Notable breakthroughs:
- Demonstrating that stress in VR can be induced in controlled, ecologically valid ways using contextual cues;
- Developing a real-time stress dashboard using HRV and HR to adapt training difficulty;
- Creating didactical guidelines that align technical VR capabilities with how police actually learn, making VR not just a technology but a pedagogically meaningful training method;
VR training is now transitioning from novelty to evidence-based practice, and our work has been instrumental in shaping that shift.
5. What factors attracted you to submit your paper to Multimodal Technologies and Interaction? How was your submission experience?
MTI has a strong reputation in multimodal interaction, immersive technologies, and human-centered computing, the perfect home for interdisciplinary XR research. The journal’s focus on methodological rigor and real-world applicability aligns closely with our project’s goals.
The submission and review process was extremely professional, constructive, and efficient. We received thoughtful feedback that improved the clarity and impact of the final paper.
6. In your opinion, which research topics will attract widespread attention in the academic community in the coming years?
I believe several topics will be central to the next wave of HCI and XR research:
- Adaptive and personalized virtual environments driven by AI and biosignals;
- State-aware computing, including stress, cognitive load, and emotional awareness;
- Ethical and trustworthy AI in safety-critical contexts;
- Multisensory XR (haptics, scent, heat, pain cues) to increase realism and embodiment;
- Digital twins for behavior modeling and simulation;
- Human-AI teaming, especially in public safety, healthcare, and mobility;
The intersection of immersive tech + physiological signals + AI will fundamentally reshape training, decision making, and human–machine collaboration.
7. What advice would you give to young researchers who aspire to produce high-impact research results?
High-impact research is rarely created in isolation; it emerges at the intersections of disciplines, perspectives, and methods. Some of the most exciting breakthroughs happen when we stay truly interdisciplinary and allow ideas from different fields to collide. Equally important is working closely with real users and stakeholders. Research should solve real problems, not exist only in theory, and ensuring that results are transferable and applicable to real-world contexts is essential if we want our work to create meaningful impact.
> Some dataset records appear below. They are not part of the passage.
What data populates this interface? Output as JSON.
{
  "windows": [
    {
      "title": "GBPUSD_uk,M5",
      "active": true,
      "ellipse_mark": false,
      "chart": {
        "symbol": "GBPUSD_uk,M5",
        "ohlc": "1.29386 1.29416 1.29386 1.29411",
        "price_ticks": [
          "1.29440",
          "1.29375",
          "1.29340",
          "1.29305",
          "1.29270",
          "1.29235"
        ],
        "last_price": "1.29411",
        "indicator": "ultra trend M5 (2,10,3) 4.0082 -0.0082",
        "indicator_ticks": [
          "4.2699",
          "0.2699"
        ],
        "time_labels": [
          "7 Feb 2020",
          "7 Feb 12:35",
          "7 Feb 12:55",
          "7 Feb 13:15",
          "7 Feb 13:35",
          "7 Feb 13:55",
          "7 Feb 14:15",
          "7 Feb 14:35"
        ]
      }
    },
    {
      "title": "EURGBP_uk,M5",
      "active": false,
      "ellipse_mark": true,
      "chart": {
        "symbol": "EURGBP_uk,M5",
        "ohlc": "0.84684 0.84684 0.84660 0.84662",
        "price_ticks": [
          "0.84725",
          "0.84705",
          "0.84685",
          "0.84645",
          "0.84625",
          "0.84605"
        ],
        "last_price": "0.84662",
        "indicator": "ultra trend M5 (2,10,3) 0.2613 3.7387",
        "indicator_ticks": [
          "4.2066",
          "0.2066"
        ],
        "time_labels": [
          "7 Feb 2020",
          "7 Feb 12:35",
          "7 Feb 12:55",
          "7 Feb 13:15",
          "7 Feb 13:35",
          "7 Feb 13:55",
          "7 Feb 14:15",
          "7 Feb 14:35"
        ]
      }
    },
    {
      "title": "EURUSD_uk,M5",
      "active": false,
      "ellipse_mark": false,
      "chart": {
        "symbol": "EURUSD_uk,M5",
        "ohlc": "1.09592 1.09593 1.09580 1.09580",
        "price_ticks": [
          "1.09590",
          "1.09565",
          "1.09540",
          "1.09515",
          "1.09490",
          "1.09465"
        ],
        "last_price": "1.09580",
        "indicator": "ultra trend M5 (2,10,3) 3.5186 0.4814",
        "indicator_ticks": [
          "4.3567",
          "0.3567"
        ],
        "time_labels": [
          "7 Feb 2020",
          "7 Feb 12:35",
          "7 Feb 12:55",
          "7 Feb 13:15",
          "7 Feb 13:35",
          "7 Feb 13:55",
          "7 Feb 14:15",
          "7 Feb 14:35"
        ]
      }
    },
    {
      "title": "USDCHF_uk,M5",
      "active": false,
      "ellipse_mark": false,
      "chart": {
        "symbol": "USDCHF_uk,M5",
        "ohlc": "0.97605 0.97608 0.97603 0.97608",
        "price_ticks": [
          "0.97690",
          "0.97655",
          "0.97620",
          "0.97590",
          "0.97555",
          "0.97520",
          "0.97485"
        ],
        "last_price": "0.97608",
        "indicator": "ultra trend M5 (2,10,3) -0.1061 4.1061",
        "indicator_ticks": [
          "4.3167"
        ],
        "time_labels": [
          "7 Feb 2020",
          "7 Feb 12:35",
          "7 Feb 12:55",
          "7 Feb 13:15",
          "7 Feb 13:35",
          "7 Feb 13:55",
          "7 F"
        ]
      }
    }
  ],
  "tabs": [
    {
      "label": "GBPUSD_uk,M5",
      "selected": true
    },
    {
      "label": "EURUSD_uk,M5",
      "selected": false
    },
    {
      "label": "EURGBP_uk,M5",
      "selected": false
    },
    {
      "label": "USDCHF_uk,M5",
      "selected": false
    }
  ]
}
Prototyping early and iterating quickly is a powerful way to bridge this gap between theory and practice. Even imperfect prototypes reveal insights that no paper alone can deliver. At the same time, maintaining strong methodological quality and transparent, reproducible, and rigorously evaluated research builds credibility and ensures that our solutions can scale beyond a single project.
8. As the recipient of this award, could you share your feelings and whom you would like to thank?
I feel incredibly honored and grateful. This award recognizes not only my work but also the effort of an amazing interdisciplinary consortium across Europe.
I want to thank our police partners who trusted us and contributed their time and expertise; the SHOTPROS research and industry partners; my co-authors and mentors who shaped this work; and the European Commission for supporting high-risk, high-innovation research.
9. Multimodal Technologies and Interaction is an open access journal. How do you think open access impacts readers and authors?
Open access is crucial for fields like ours, where research must ultimately translate into practice. It removes barriers for trainers, police practitioners, and policymakers, allowing them to access evidence directly and apply it to real-world challenges. By making results immediately available, open access accelerates the dissemination and uptake of findings, strengthens interdisciplinary collaboration, and increases the visibility and impact of authors’ work. Most importantly, it ensures that publicly funded research creates the widest possible public benefit, an essential principle when developing technologies that influence safety, ethics, and society at large.